Second, the leader must take an active role in helping people cope. Passivity or defensiveness will not be successful. People deserve answers to understand how it happened, and why it cannot be reversed. Once that information is shared (and shared often enough to be effective), the leader must actively orchestrate a mourning process that will help people give up the old ways and accept the new. Taking ordinary funerals as a template, the leader must join people in expressing regret that this had to happen. While not accepting that it could be any other way, the leader must voice the feelings of the others: “I don’t like the fact that this has happened, and I too am upset and angry at what this has done to our organization.” Again, as in many funerals, a celebration of what was good about the old ways is necessary. A sure way to ruin a change effort is to say, in effect, “Well, what we did before was really not very effective, and we are lucky to be done with it.” After all, much of the time, the people in the organization gave their time and effort to the old way of doing things. To criticize it criticizes them and their commitment to the previous program. Typically, it is only later in the process that a sober assessment of what went before may include recognition of elements that were less than stellar. Instead, if possible the new program should be seen as building on what was good about the old.

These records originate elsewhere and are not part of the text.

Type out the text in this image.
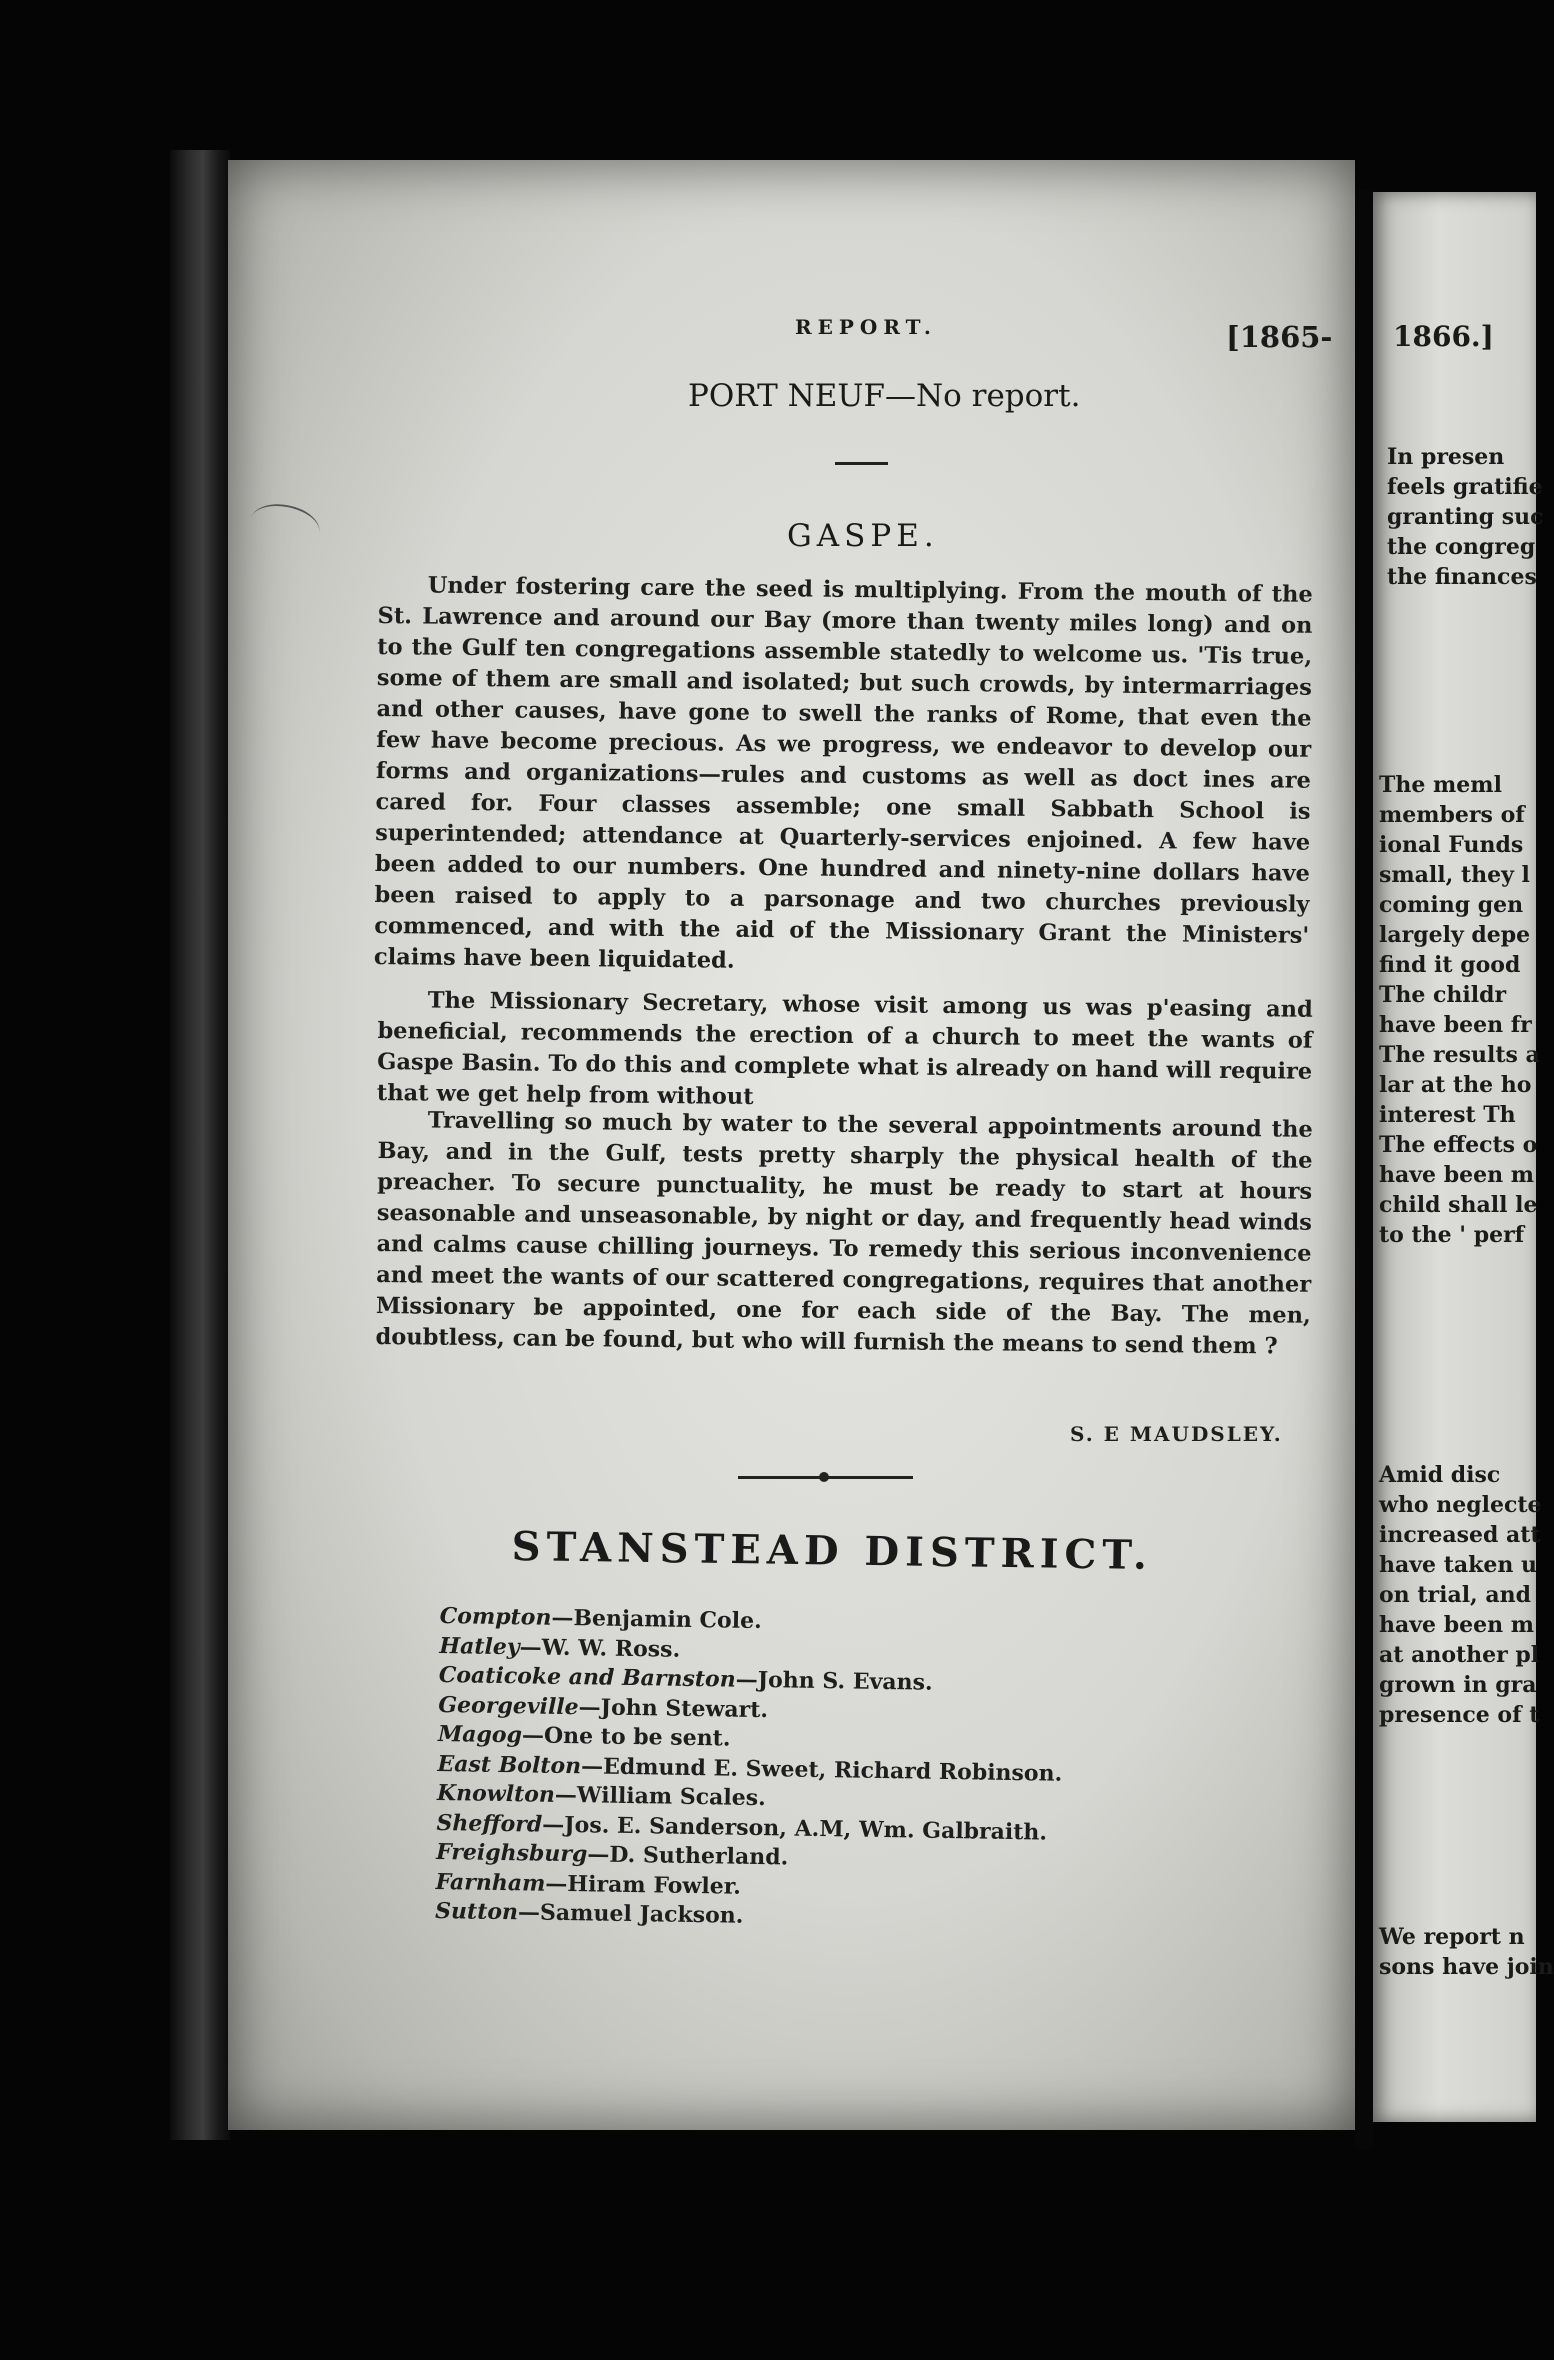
1866.]
In presen
feels gratifie
granting suc
the congreg
the finances
The meml
members of
ional Funds
small, they l
coming gen
largely depe
find it good
The childr
have been fr
The results a
lar at the ho
interest Th
The effects o
have been m
child shall le
to the ' perf
Amid disc
who neglecte
increased att
have taken u
on trial, and
have been m
at another pl
grown in gra
presence of t
We report n
sons have join
REPORT.	[1865-
PORT NEUF—No report.
GASPE.

Under fostering care the seed is multiplying. From the mouth of the St. Lawrence and around our Bay (more than twenty miles long) and on to the Gulf ten congregations assemble statedly to welcome us. 'Tis true, some of them are small and isolated; but such crowds, by intermarriages and other causes, have gone to swell the ranks of Rome, that even the few have become precious. As we progress, we endeavor to develop our forms and organizations—rules and customs as well as doct ines are cared for. Four classes assemble; one small Sabbath School is superintended; attendance at Quarterly-services enjoined. A few have been added to our numbers. One hundred and ninety-nine dollars have been raised to apply to a parsonage and two churches previously commenced, and with the aid of the Missionary Grant the Ministers' claims have been liquidated.

The Missionary Secretary, whose visit among us was p'easing and beneficial, recommends the erection of a church to meet the wants of Gaspe Basin. To do this and complete what is already on hand will require that we get help from without

Travelling so much by water to the several appointments around the Bay, and in the Gulf, tests pretty sharply the physical health of the preacher. To secure punctuality, he must be ready to start at hours seasonable and unseasonable, by night or day, and frequently head winds and calms cause chilling journeys. To remedy this serious inconvenience and meet the wants of our scattered congregations, requires that another Missionary be appointed, one for each side of the Bay. The men, doubtless, can be found, but who will furnish the means to send them ?

S. E MAUDSLEY.
STANSTEAD DISTRICT.
Compton—Benjamin Cole.
Hatley—W. W. Ross.
Coaticoke and Barnston—John S. Evans.
Georgeville—John Stewart.
Magog—One to be sent.
East Bolton—Edmund E. Sweet, Richard Robinson.
Knowlton—William Scales.
Shefford—Jos. E. Sanderson, A.M, Wm. Galbraith.
Freighsburg—D. Sutherland.
Farnham—Hiram Fowler.
Sutton—Samuel Jackson.
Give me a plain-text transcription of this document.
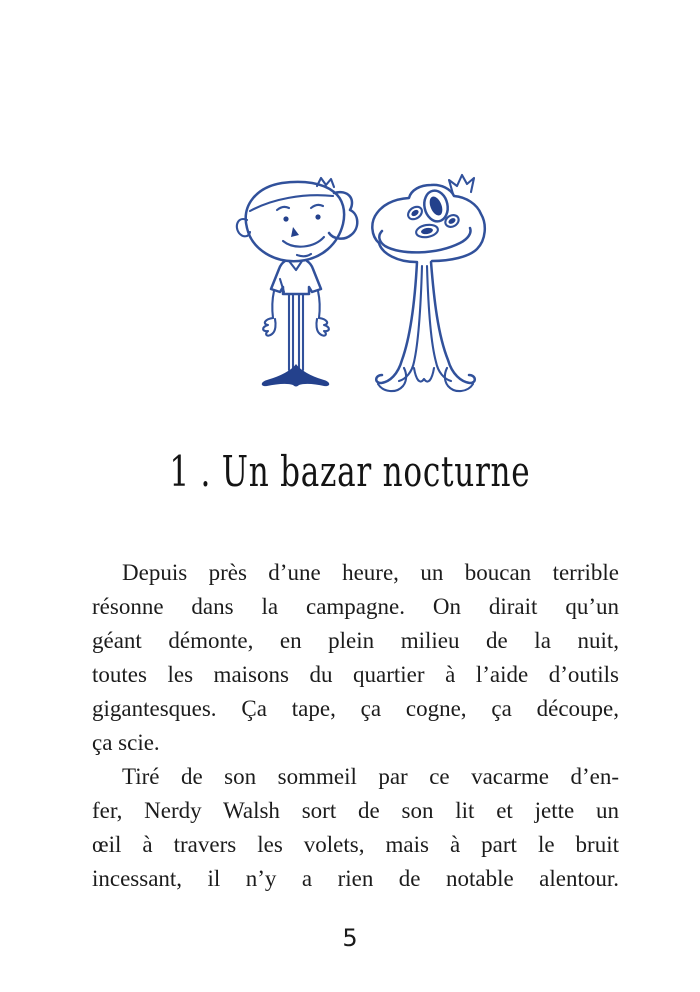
1 . Un bazar nocturne
Depuis près d’une heure, un boucan terrible
résonne dans la campagne. On dirait qu’un
géant démonte, en plein milieu de la nuit,
toutes les maisons du quartier à l’aide d’outils
gigantesques. Ça tape, ça cogne, ça découpe,
ça scie.
Tiré de son sommeil par ce vacarme d’en-
fer, Nerdy Walsh sort de son lit et jette un
œil à travers les volets, mais à part le bruit
incessant, il n’y a rien de notable alentour.
5
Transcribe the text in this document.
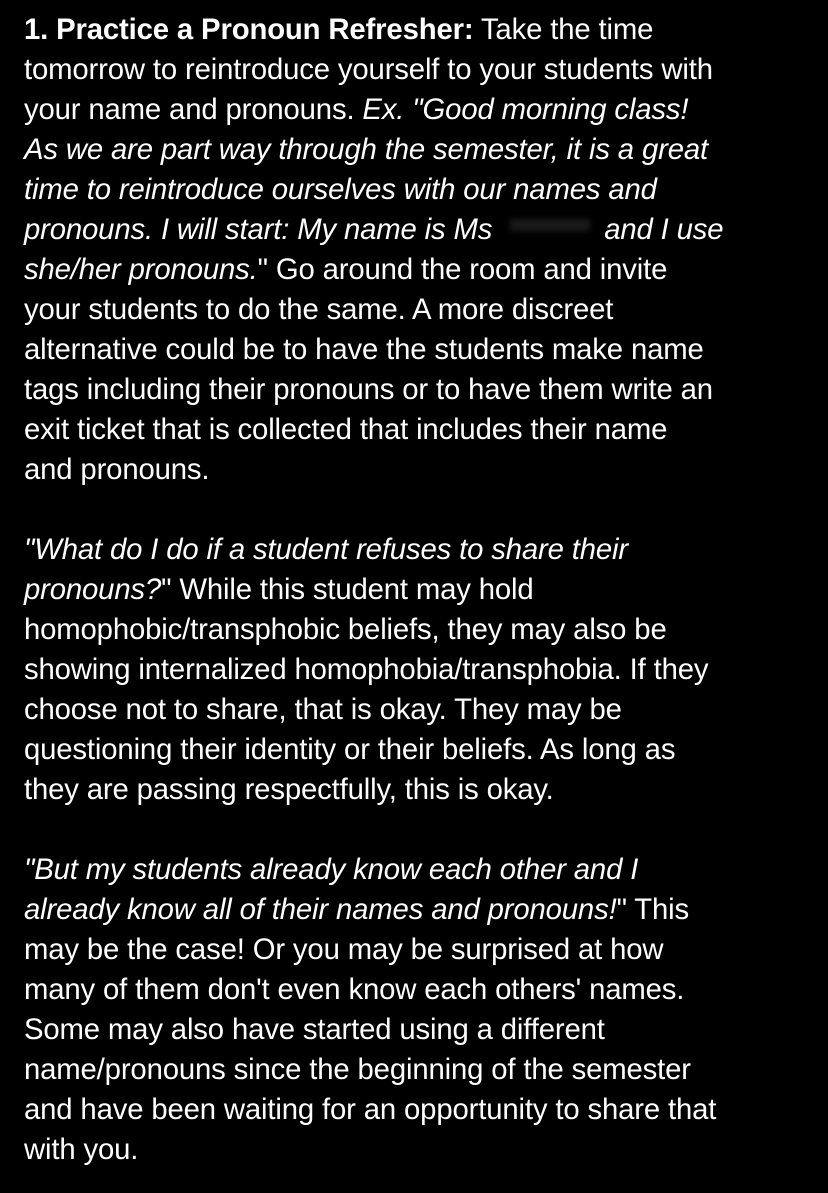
1. Practice a Pronoun Refresher: Take the time
tomorrow to reintroduce yourself to your students with
your name and pronouns. Ex. "Good morning class!
As we are part way through the semester, it is a great
time to reintroduce ourselves with our names and
pronouns. I will start: My name is Ms	and I use
she/her pronouns." Go around the room and invite
your students to do the same. A more discreet
alternative could be to have the students make name
tags including their pronouns or to have them write an
exit ticket that is collected that includes their name
and pronouns.
"What do I do if a student refuses to share their
pronouns?" While this student may hold
homophobic/transphobic beliefs, they may also be
showing internalized homophobia/transphobia. If they
choose not to share, that is okay. They may be
questioning their identity or their beliefs. As long as
they are passing respectfully, this is okay.
"But my students already know each other and I
already know all of their names and pronouns!" This
may be the case! Or you may be surprised at how
many of them don't even know each others' names.
Some may also have started using a different
name/pronouns since the beginning of the semester
and have been waiting for an opportunity to share that
with you.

This leads to the leader’s third task: to structure the change to reaffirm the basic values of the organization. If it is possible, the change should be viewed as a way of affirming and even strengthening the values that define the core of the organization. Change that is too radical, that violates the basic values of the organization, will likely cause a fatal rupture of the organizational structure so that people will leave for another organization that fulfills their own core values. For instance, a not-for-profit organization that must become for-profit trades its allegiance to a mission for allegiance to a healthy bottom line. That may be unacceptable to staff who are devoted to the mission and not to financial well-being. The result will be a leakage of staff as they seek other mission-driven organizations to satisfy their personal values. The only way to deal with that issue is to convince the staff that for-profit status will actually make it possible to fulfill more effectively the core values that are important to the staff.

Change is a complex and disruptive fact of organizational life. It is also inevitable. For leaders to deal successfully with change involves awareness of the psychological meaning of change as loss, and the skills to assist people to participate constructively in a process of grieving what has been lost so that they can accept and participate in the new order of things.